My Take | Democracy doesn’t have to mean independence
The last governor of Hong Kong, Chris Patten, has it right: don’t let political opportunists or misguided youth steer us in the wrong direction

You can ignore the Beijing stooges. But at least try to listen to Chris Patten. The last governor of Hong Kong – sometimes referred to as “a sinner for a thousand years” by former senior mainland officials – was defending Hong Kong’s fight for democracy against the futile call for independence.
It makes a lot of sense. I hope young people will listen and change course from a political dead end, but somehow I doubt it. They were still in diapers when Patten had his last post in Hong Kong and so probably wouldn’t know or care anything about him. But like many older people here, I have always had a soft spot for “Fat Pang”.

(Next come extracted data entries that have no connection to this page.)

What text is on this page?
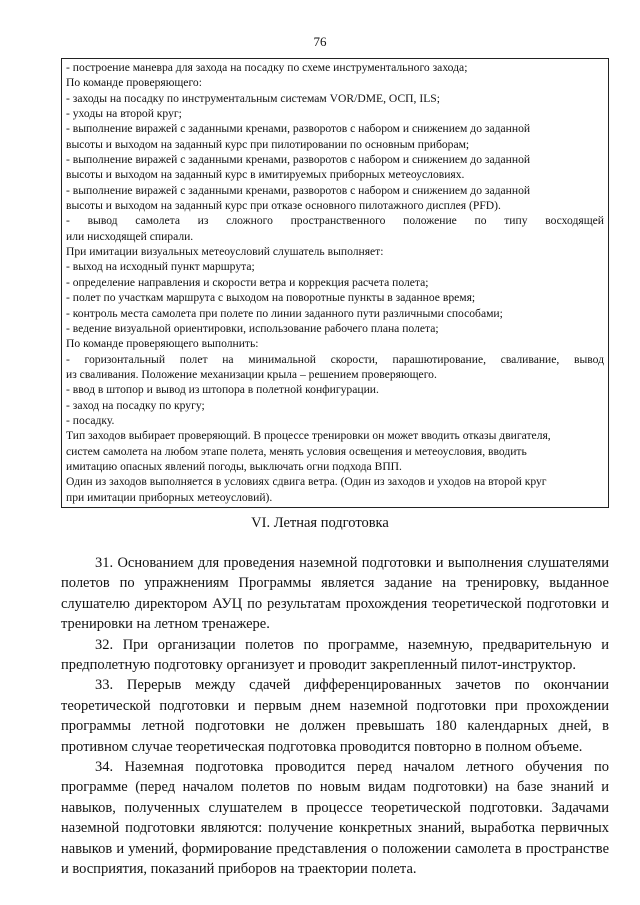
76
- построение маневра для захода на посадку по схеме инструментального захода;
По команде проверяющего:
- заходы на посадку по инструментальным системам VOR/DME, ОСП, ILS;
- уходы на второй круг;
- выполнение виражей с заданными кренами, разворотов с набором и снижением до заданной
высоты и выходом на заданный курс при пилотировании по основным приборам;
- выполнение виражей с заданными кренами, разворотов с набором и снижением до заданной
высоты и выходом на заданный курс в имитируемых приборных метеоусловиях.
- выполнение виражей с заданными кренами, разворотов с набором и снижением до заданной
высоты и выходом на заданный курс при отказе основного пилотажного дисплея (PFD).
- вывод самолета из сложного пространственного положение по типу восходящей
или нисходящей спирали.
При имитации визуальных метеоусловий слушатель выполняет:
- выход на исходный пункт маршрута;
- определение направления и скорости ветра и коррекция расчета полета;
- полет по участкам маршрута с выходом на поворотные пункты в заданное время;
- контроль места самолета при полете по линии заданного пути различными способами;
- ведение визуальной ориентировки, использование рабочего плана полета;
По команде проверяющего выполнить:
- горизонтальный полет на минимальной скорости, парашютирование, сваливание, вывод
из сваливания. Положение механизации крыла – решением проверяющего.
- ввод в штопор и вывод из штопора в полетной конфигурации.
- заход на посадку по кругу;
- посадку.
Тип заходов выбирает проверяющий. В процессе тренировки он может вводить отказы двигателя,
систем самолета на любом этапе полета, менять условия освещения и метеоусловия, вводить
имитацию опасных явлений погоды, выключать огни подхода ВПП.
Один из заходов выполняется в условиях сдвига ветра. (Один из заходов и уходов на второй круг
при имитации приборных метеоусловий).
VI. Летная подготовка

31. Основанием для проведения наземной подготовки и выполнения слушателями полетов по упражнениям Программы является задание на тренировку, выданное слушателю директором АУЦ по результатам прохождения теоретической подготовки и тренировки на летном тренажере.

32. При организации полетов по программе, наземную, предварительную и предполетную подготовку организует и проводит закрепленный пилот-инструктор.

33. Перерыв между сдачей дифференцированных зачетов по окончании теоретической подготовки и первым днем наземной подготовки при прохождении программы летной подготовки не должен превышать 180 календарных дней, в противном случае теоретическая подготовка проводится повторно в полном объеме.

34. Наземная подготовка проводится перед началом летного обучения по программе (перед началом полетов по новым видам подготовки) на базе знаний и навыков, полученных слушателем в процессе теоретической подготовки. Задачами наземной подготовки являются: получение конкретных знаний, выработка первичных навыков и умений, формирование представления о положении самолета в пространстве и восприятия, показаний приборов на траектории полета.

But before I start, let me take this opportunity to correct the common mistranslation of that Patten insult, hurled at him by Lu Ping, former head of the Hong Kong and Macau Affairs Office. It’s literally not “a thousand years”, but “a thousand epochs”, which is used as an idiom in Chinese to mean “forever” or “eternal”.
In other words, it’s actually “Patten, the eternal sinner”. It’s kind of like another Chinese idiom, “a hundred names”. It doesn’t mean “100 surnames”, but “the public”, “the people” or “the population”.
I don’t know how this “crouching tiger, hidden dragon” kind of illiterate translation came into fashion: it involves outright – or even wilful – ignorance of proper Chinese idioms. But it offers ample opportunities for foreigners to sneer at Chinese as an unsophisticated, literal language.